UDA Director General Prasad Ranaweera told the Sunday Times three of the major clubs had defaulted in the payments of their lease agreements for several years, thereby depriving the Government of revenue.
He said others were charging large sums, but were operating under unhygienic conditions and failed to maintain proper standards for those patronising the clubs. “We want to ensure that these clubs are run at high standards,” Mr Ranaweera said.
He said among the main defaulters were the Otter Aquatic Club, the Colombo Gymkhana Club and the 80 Club of Colombo.
The Otter Aquatic Club said it was negotiating with the UDA while officials of the other two clubs said they did not want to comment.
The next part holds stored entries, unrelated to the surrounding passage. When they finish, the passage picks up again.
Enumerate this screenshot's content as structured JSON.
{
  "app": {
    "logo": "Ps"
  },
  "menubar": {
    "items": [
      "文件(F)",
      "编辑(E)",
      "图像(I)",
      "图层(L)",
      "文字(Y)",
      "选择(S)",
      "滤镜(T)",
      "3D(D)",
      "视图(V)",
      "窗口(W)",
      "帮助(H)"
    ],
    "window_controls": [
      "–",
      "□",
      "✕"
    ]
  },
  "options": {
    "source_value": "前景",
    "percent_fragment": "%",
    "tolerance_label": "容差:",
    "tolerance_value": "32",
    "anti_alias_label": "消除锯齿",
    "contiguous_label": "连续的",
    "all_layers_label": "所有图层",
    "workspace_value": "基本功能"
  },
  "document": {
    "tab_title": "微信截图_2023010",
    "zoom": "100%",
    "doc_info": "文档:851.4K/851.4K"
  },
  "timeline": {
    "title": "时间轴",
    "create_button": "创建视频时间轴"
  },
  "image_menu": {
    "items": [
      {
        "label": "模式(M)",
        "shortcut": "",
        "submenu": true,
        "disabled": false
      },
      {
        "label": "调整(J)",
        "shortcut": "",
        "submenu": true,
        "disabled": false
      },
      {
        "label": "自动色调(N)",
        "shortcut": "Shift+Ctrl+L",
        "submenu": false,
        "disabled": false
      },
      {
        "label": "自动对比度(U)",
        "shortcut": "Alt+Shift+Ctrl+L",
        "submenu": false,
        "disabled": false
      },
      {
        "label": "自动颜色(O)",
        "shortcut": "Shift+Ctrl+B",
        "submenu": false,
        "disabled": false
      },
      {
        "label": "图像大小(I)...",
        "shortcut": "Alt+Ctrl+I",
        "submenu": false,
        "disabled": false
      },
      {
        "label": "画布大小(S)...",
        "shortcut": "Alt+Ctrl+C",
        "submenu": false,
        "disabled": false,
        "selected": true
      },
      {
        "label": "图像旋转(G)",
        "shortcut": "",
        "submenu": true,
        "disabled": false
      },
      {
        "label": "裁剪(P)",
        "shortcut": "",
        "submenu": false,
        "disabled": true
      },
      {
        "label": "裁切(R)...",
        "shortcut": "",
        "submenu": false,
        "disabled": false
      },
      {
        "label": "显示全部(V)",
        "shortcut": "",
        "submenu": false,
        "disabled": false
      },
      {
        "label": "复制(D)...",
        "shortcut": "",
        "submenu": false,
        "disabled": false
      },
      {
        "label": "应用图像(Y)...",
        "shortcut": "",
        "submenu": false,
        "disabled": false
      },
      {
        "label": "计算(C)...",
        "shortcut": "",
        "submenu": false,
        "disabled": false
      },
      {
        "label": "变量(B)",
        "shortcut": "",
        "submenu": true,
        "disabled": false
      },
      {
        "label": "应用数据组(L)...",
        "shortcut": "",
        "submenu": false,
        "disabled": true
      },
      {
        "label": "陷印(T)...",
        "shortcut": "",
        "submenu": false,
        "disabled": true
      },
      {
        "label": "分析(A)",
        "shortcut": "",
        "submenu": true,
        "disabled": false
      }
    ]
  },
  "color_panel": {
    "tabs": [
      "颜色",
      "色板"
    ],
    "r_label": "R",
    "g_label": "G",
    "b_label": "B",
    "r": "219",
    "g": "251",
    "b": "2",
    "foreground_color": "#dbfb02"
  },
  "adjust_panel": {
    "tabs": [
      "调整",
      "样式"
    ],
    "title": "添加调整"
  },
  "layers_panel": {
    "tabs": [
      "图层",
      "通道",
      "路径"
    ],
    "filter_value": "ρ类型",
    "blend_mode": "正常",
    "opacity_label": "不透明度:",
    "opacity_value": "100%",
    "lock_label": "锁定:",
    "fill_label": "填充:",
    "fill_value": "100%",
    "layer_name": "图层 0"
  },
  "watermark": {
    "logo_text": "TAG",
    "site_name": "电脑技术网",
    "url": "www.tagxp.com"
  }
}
Thimbirigasyaya Divisional Secretary Priyantha Dissanayake told the Sunday Times the Otter Aquatic Club had been ordered to vacate the premises by September 30 and hand over the land to the Grama Niladhari.
“We got a written request from the UDA to acquire the land and hand it over to the UDA for development work. If the place is not handed over we will take legal action,’’ she warned.
Otter Aquatic Club president Mahendra de Silva told the Sunday Times the management of the 87-year-old club, which owes the government Rs 31 million, was negotiating with the UDA about the overdue amount to be able to continue to operate in Colombo 07.
He said more talks were due to take place next week with the UDA, but the authority could lay down conditions.
He said the UDA might include its representatives to manage the club, but more talks were needed.
Mr. de Silva said the UDA had taken measurements of the car park and the tennis court, but its plans were not clear immediately.
The club occupies 1,163 hectares of land on a lease agreement, but had run into arrears.
The club president said that although the club had been doing well up to 2005 with a deposit of Rs 14 million, it had run into difficulties thereafter.
He said the club’s annual general meeting would be held soon to brief the members on the outcome of the talks with the UDA.